—Y... ¿ganaste la pelea?,¿cuándo fue eso?— preguntó mi
padre al no poder esconder los nudillos desgarrados cuando hundí mi cuchara en
el plato pozolero.
Quise sumergir la cara dentro del puchero de res. A
muy corta edad uno aprende que papá ni cuenta se da de los fiascos del amor y
mamá jamás sospecha que peleaste en el recreo, al tiempo que la madre ve desde
lejos la herida en el corazón y el padre reconoce las cicatrices externas
porque parecen herencia.
Unos meses antes, sucedió algo que desembocó en esa
charla.
Lo bonito de ser opinador y no analista, es que tomas
los hechos con el fin de conceptualizar, sin la necesidad del rigor en nombres
y números, fechas y lugares para puntualizar o demostrar. Es posible que
algunas cosas sean inexactas de lo que viene a continuación, pero la idea es
esa, diría el Chapulín Colorado.
Era la época en la que, si de las clases de sexualidad
que eran nuestro genuino interés no habíamos aprendido nada, menos entendidos
éramos para otras cosas relacionadas con biología, pero nos apasionaba el
deporte. Velasco era quien organizaba toda la cuestión deportiva en mi escuela.

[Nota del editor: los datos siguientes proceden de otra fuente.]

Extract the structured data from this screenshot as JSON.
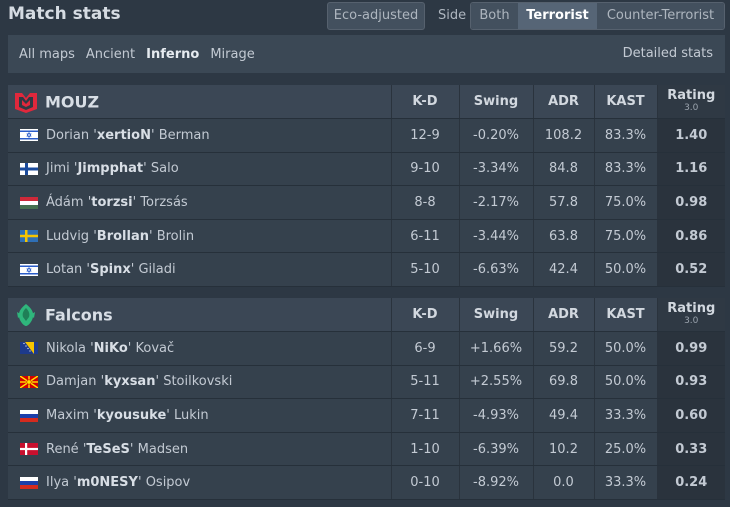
{
  "header": {
    "title": "Match stats",
    "eco_label": "Eco-adjusted",
    "side_label": "Side",
    "side_options": [
      "Both",
      "Terrorist",
      "Counter-Terrorist"
    ],
    "active_side": "Terrorist"
  },
  "maps": {
    "items": [
      "All maps",
      "Ancient",
      "Inferno",
      "Mirage"
    ],
    "active": "Inferno",
    "detailed_label": "Detailed stats"
  },
  "columns": {
    "kd": "K-D",
    "swing": "Swing",
    "adr": "ADR",
    "kast": "KAST",
    "rating": "Rating",
    "rating_version": "3.0"
  },
  "colors": {
    "positive": "#62c862",
    "negative": "#e05252",
    "rating_good": "#5fd35f",
    "rating_bad": "#ff4a4a",
    "mouz_red": "#e0283c",
    "falcons_green": "#2fb67c"
  },
  "teams": [
    {
      "name": "MOUZ",
      "logo": "mouz-logo",
      "players": [
        {
          "flag": "israel",
          "first": "Dorian",
          "nick": "xertioN",
          "last": "Berman",
          "kd": "12-9",
          "swing": "-0.20%",
          "adr": "108.2",
          "kast": "83.3%",
          "rating": "1.40"
        },
        {
          "flag": "finland",
          "first": "Jimi",
          "nick": "Jimpphat",
          "last": "Salo",
          "kd": "9-10",
          "swing": "-3.34%",
          "adr": "84.8",
          "kast": "83.3%",
          "rating": "1.16"
        },
        {
          "flag": "hungary",
          "first": "Ádám",
          "nick": "torzsi",
          "last": "Torzsás",
          "kd": "8-8",
          "swing": "-2.17%",
          "adr": "57.8",
          "kast": "75.0%",
          "rating": "0.98"
        },
        {
          "flag": "sweden",
          "first": "Ludvig",
          "nick": "Brollan",
          "last": "Brolin",
          "kd": "6-11",
          "swing": "-3.44%",
          "adr": "63.8",
          "kast": "75.0%",
          "rating": "0.86"
        },
        {
          "flag": "israel",
          "first": "Lotan",
          "nick": "Spinx",
          "last": "Giladi",
          "kd": "5-10",
          "swing": "-6.63%",
          "adr": "42.4",
          "kast": "50.0%",
          "rating": "0.52"
        }
      ]
    },
    {
      "name": "Falcons",
      "logo": "falcons-logo",
      "players": [
        {
          "flag": "bosnia",
          "first": "Nikola",
          "nick": "NiKo",
          "last": "Kovač",
          "kd": "6-9",
          "swing": "+1.66%",
          "adr": "59.2",
          "kast": "50.0%",
          "rating": "0.99"
        },
        {
          "flag": "north-macedonia",
          "first": "Damjan",
          "nick": "kyxsan",
          "last": "Stoilkovski",
          "kd": "5-11",
          "swing": "+2.55%",
          "adr": "69.8",
          "kast": "50.0%",
          "rating": "0.93"
        },
        {
          "flag": "russia",
          "first": "Maxim",
          "nick": "kyousuke",
          "last": "Lukin",
          "kd": "7-11",
          "swing": "-4.93%",
          "adr": "49.4",
          "kast": "33.3%",
          "rating": "0.60"
        },
        {
          "flag": "denmark",
          "first": "René",
          "nick": "TeSeS",
          "last": "Madsen",
          "kd": "1-10",
          "swing": "-6.39%",
          "adr": "10.2",
          "kast": "25.0%",
          "rating": "0.33"
        },
        {
          "flag": "russia",
          "first": "Ilya",
          "nick": "m0NESY",
          "last": "Osipov",
          "kd": "0-10",
          "swing": "-8.92%",
          "adr": "0.0",
          "kast": "33.3%",
          "rating": "0.24"
        }
      ]
    }
  ]
}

Aunque de mi generación salieron hasta unos campeones nacionales, supongo que
la finalidad de Velasco era la formación humana más que la excelencia
deportiva, porque cualquier entrenador actualizado dirá que si mezclas avanzados
con principiantes, la tendencia será que los malos contagien a los buenos,
nunca al revés.
Pero Velasco nos ponía a competir a niños de primero
de secundaria sin cabello en las axilas, con bigotones alumnos a punto de
entrar al bachillerato. Y bueno, siempre se me dio eso de ser como un cachorro
chihuahua ladrándole a los rottweilers.
Total, que ahí estaba yo, chaparro de nacimiento, con
desarrollo tardío y doce años de edad, ganando un rebote perdido en el
basquetbol ante un equipo de los mayores. Escuché a mis espaldas, a lo lejos,
el grito de alguien pidiéndome el balón. Adiviné que estaba al otro extremo de
la cancha, así que hice un movimiento como si fuera un atleta olímpico de
lanzamiento de disco, y al voltear hacia el frente con la pelota saliendo de mi
brazo con toda la inercia del cuerpo, me encontré con Moy (al día de hoy no sé
si ese era su nombre, apellido o apodo), el alumno más alto de toda la secundaria,
con los brazos en alto, listo para bloquear mi pase. Él era tan alto, y yo tan
bajito, que estrellé el balón a la altura de sus costillas. Hasta aquí lo
sucedido en la duela (es un decir elegante, jugábamos sobre asfalto).
Semanas más tarde, una de esas noticias que recuerdas
toda la vida en que lugar y con quién estabas cuándo te enteraste, sacudió a
toda la escuela: Moy había fallecido. Recuerdo a alguien decir que murió de
cáncer pulmonar.
De regreso a la mesa con mi padre:
—No voy a hablar de eso Papá.
—No importa hijo, solo quiero saber si te defendiste
bien. No te he enseñado a agredir, pero sí a defenderte.
—Es que no peleé con nadie. Yo solo le di de puñetazos
a la pared. — y un torrente de lágrimas apareció.
A trompicones, llorando como cuando se carga una
culpa, le expliqué lo que había pasado aquel día en la cancha de basquetbol, y
cómo tiempo después Moy había muerto por lo que yo entendí que era una complicación
en los pulmones.
Mi padre entendió a lo que me refería, me miró con esa
expresión que parece exclusiva de las madres, me abrazó y me dijo algo más o
menos así: No, hijo, estás muy equivocado, el cáncer de pulmón no se origina
por un golpe en las costillas, la tragedia de Moy no tiene nada que ver
contigo, no sé por qué, ni desde cuando vienes culpándote por eso, pero ya es
tiempo de que lo sueltes.
No recuerdo haber jugado basquet o fútbol con mi papá,
ni me enseñó a andar en bici o a calcular derivadas. Viví en aquella cultura,
él cumplió con su papel al tiempo que mis amigos y primos, mis hermanos y
vecinos, cubrieron esas necesidades. Tampoco lo recuerdo ahí durante
adolescencia y juventud al surgir ciertas heridas, pero siempre supo estar,
cuando vio las cicatrices.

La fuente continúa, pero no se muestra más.